Their blood does spill to match the mood

Their prom clothes lay ruin.

Her golden locks all stained with red

His white shirt lies in shreds

Her eyes are frightened

His skin is pale

My boyfriend, he dies alone

And all I can do is hold out my hand

And hope that I don't go

Please don't let me go.

My friend, she lies in the shackles of death

My buddy has his heart monitor unplugged

My boyfriend has his pulse taken

And I have my head rapped tight –

Bandages plastered

Zippers are pulled

Faces are hidden

Eyes are closed.

We did exactly what they said

Never drink and drive

I was driving I was in charge

And I didn't drink and drive –

I felt proud of myself as I stepped behind the wheel

My friends had a drink apiece

I didn't have a sip

That's the type of person I am, really that's the truth.

As I turned the corner

And entered on the highway

My friends were quiet

I was concentrating

Everything would be all right –

But when the headlights came a streaming

Forth to touch my eyes

Blinding lights do flash above and I couldn't see a thing.

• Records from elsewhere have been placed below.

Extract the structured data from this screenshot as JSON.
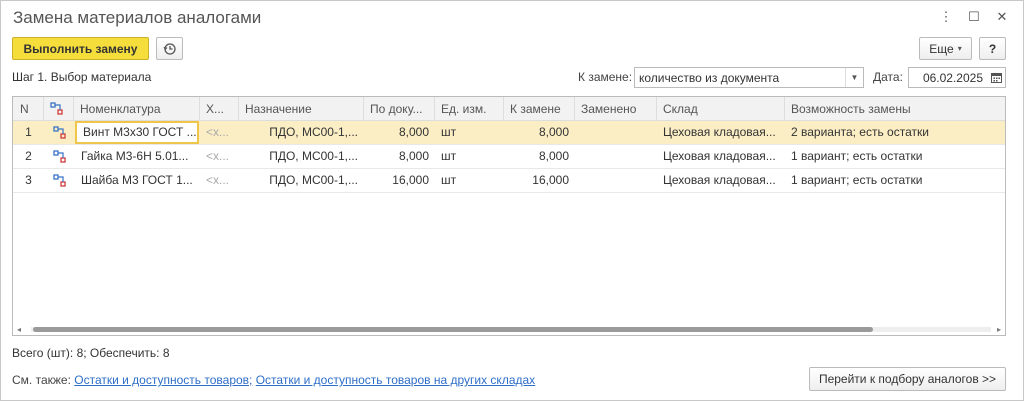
{
  "window": {
    "title": "Замена материалов аналогами",
    "controls": {
      "menu": "⋮",
      "maximize": "☐",
      "close": "✕"
    }
  },
  "toolbar": {
    "execute_label": "Выполнить замену",
    "more_label": "Еще",
    "help_label": "?"
  },
  "step_label": "Шаг 1. Выбор материала",
  "replace": {
    "label": "К замене:",
    "value": "количество из документа"
  },
  "date": {
    "label": "Дата:",
    "value": "06.02.2025"
  },
  "table": {
    "columns": [
      "N",
      "",
      "Номенклатура",
      "Х...",
      "Назначение",
      "По доку...",
      "Ед. изм.",
      "К замене",
      "Заменено",
      "Склад",
      "Возможность замены"
    ],
    "rows": [
      {
        "n": "1",
        "nomenclature": "Винт М3х30 ГОСТ ...",
        "char": "<х...",
        "purpose": "ПДО, МС00-1,...",
        "by_doc": "8,000",
        "unit": "шт",
        "to_replace": "8,000",
        "replaced": "",
        "warehouse": "Цеховая кладовая...",
        "possibility": "2 варианта; есть остатки"
      },
      {
        "n": "2",
        "nomenclature": "Гайка М3-6Н 5.01...",
        "char": "<х...",
        "purpose": "ПДО, МС00-1,...",
        "by_doc": "8,000",
        "unit": "шт",
        "to_replace": "8,000",
        "replaced": "",
        "warehouse": "Цеховая кладовая...",
        "possibility": "1 вариант; есть остатки"
      },
      {
        "n": "3",
        "nomenclature": "Шайба М3 ГОСТ 1...",
        "char": "<х...",
        "purpose": "ПДО, МС00-1,...",
        "by_doc": "16,000",
        "unit": "шт",
        "to_replace": "16,000",
        "replaced": "",
        "warehouse": "Цеховая кладовая...",
        "possibility": "1 вариант; есть остатки"
      }
    ]
  },
  "totals": "Всего (шт): 8; Обеспечить: 8",
  "see_also": {
    "label": "См. также:",
    "link1": "Остатки и доступность товаров;",
    "link2": "Остатки и доступность товаров на других складах"
  },
  "go_button_label": "Перейти к подбору аналогов >>",
  "colors": {
    "accent_yellow": "#f5de3b",
    "selected_row": "#fbeec5",
    "link": "#2d6ec7"
  }
}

That's the last thing I remember

Besides my friends hard screams

I can hear the paramedics say

The other driver is alright but drunk –

And we are here alone again

Although we are crowded by the paramedics,

And the reporters writing stories

"Teens Lie Dead and Drunk Survives".

I close my eyes

The paramedic takes my pulse

For some reason I know I'm not alright

None of us are alright –

I hear them say my baby's dead,

Molly and Brent are too

Why am I alone right now

Instead of home with you?

I want to tell them to say I love you

To all my family and friends

Right Daddy's Girl upon my grave

And Mommy's Angel too

I want my older bro to know he's in my heart forever

I want my friends to understand

To never ever drink and drive

And I love them too.

I'm not ready to go

I want to travel

I want to play and sing and dance

I want a wedding day

I want my degree in law you see

To become as successful as I can be

I want some kids and a husband too

I'm not ready to die.

My eyes begin to water

My baby's pulse runs dry

Molly dies and Brent does cry

As his last moments seep away

And all I can say is on this day

I love you mom and dad

Bro I'm sorry for everything

Goodbye world, goodbye –

And never drink and drive.

On that night Marron realized how innocent she really was, but way too late. Her eyes shut for the last time and her heart monitor went flat.

Midnight.

The End

This is dedicated to all of those who have ever lost family or friends to drunk driving collisions and those who died in them.

Remember drinking and driving isn't an accident, it's a choice. Make the right one.